Start date: 26/04/2021
Finish date: 30/06/2025


SSR is a serious but sporadic disease of broadleaf field crops in Australia. The main causal organism, Sclerotinia sclerotiorum, has a host range of more than 400 plant species including all broadleaf crop species within the dryland cropping rotation. It can infect the crop canopy and at ground level (basal infection).

In recent years, SSR has become an important disease of narrow leaf lupin (NLL) in WA’s grain growing regions, driven largely by the size of the area sown, frequency of the crop within rotation, frequency of canola within the rotation and return to more average winter and spring rainfall patterns.

This project will gather data on the economic/disease impact from SSR (canopy and basal infection) in NLL crops to growers and advisers.
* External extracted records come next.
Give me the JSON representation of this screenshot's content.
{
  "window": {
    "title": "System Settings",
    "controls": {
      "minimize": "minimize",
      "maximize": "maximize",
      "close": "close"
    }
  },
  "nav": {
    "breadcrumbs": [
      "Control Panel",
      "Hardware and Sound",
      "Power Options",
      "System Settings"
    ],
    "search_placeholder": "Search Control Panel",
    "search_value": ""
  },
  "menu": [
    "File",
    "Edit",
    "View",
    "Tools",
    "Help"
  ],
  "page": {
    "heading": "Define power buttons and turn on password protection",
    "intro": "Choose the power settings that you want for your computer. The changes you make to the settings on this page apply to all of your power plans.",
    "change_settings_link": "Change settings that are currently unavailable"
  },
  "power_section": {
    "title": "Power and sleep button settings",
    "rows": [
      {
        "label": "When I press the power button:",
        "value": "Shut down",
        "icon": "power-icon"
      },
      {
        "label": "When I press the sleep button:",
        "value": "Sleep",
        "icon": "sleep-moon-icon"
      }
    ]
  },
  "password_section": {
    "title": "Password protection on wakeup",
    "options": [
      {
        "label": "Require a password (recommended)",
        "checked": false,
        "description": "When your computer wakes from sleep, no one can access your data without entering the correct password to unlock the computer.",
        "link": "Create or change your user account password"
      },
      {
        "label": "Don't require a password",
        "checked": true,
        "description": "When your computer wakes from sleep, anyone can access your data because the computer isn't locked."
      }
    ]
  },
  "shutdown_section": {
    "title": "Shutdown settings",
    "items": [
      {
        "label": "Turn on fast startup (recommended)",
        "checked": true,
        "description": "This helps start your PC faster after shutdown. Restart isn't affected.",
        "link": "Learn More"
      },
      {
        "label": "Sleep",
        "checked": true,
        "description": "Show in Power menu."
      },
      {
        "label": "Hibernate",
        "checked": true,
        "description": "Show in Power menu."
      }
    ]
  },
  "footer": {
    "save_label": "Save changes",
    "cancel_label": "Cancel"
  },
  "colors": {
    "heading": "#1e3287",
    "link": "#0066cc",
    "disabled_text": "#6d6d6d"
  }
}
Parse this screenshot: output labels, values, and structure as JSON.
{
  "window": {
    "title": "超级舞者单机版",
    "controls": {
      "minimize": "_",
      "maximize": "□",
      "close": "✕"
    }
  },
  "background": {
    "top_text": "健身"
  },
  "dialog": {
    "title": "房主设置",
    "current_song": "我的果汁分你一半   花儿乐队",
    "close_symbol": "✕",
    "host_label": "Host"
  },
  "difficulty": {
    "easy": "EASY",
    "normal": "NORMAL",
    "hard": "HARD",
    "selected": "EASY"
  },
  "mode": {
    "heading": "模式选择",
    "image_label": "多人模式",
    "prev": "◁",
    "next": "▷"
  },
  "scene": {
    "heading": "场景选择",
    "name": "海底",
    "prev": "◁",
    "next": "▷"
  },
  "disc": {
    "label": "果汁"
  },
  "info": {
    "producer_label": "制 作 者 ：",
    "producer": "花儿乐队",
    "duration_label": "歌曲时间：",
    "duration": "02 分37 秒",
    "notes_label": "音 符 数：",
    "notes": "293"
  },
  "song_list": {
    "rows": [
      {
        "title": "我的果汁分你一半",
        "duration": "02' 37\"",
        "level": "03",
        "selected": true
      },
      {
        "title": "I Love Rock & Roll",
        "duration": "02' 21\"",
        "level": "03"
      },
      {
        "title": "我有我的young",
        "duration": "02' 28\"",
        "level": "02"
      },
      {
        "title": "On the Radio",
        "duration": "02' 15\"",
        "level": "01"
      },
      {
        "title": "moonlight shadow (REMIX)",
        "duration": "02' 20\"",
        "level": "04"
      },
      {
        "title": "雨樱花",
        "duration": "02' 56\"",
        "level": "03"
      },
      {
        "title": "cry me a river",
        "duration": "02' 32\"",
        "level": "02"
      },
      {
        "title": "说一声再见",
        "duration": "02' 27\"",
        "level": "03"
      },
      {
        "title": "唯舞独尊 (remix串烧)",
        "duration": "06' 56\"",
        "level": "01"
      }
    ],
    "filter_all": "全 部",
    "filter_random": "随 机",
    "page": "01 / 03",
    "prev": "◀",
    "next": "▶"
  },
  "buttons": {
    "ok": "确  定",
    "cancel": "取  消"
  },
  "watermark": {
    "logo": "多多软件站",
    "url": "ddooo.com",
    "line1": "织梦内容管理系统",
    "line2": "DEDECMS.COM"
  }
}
This information will provide regionally relevant economic thresholds that represent the loss of profit in the presence of SSR on lupin in WA.

It will also seek to gain a better understanding of how cultural practices influence disease development. For example, pulse crops produce dense canopies due to their growth habit and consequently create micro-environments that are conducive to disease development. Therefore, modifying some cultural practices - such as increased row spacing, lower plant densities and altered sowing time - have the potential to provide some disease control and/or reduce fungicide usage.

Lastly, the project will provide WA growers with more information on the effectiveness and optimum timing of fungicides.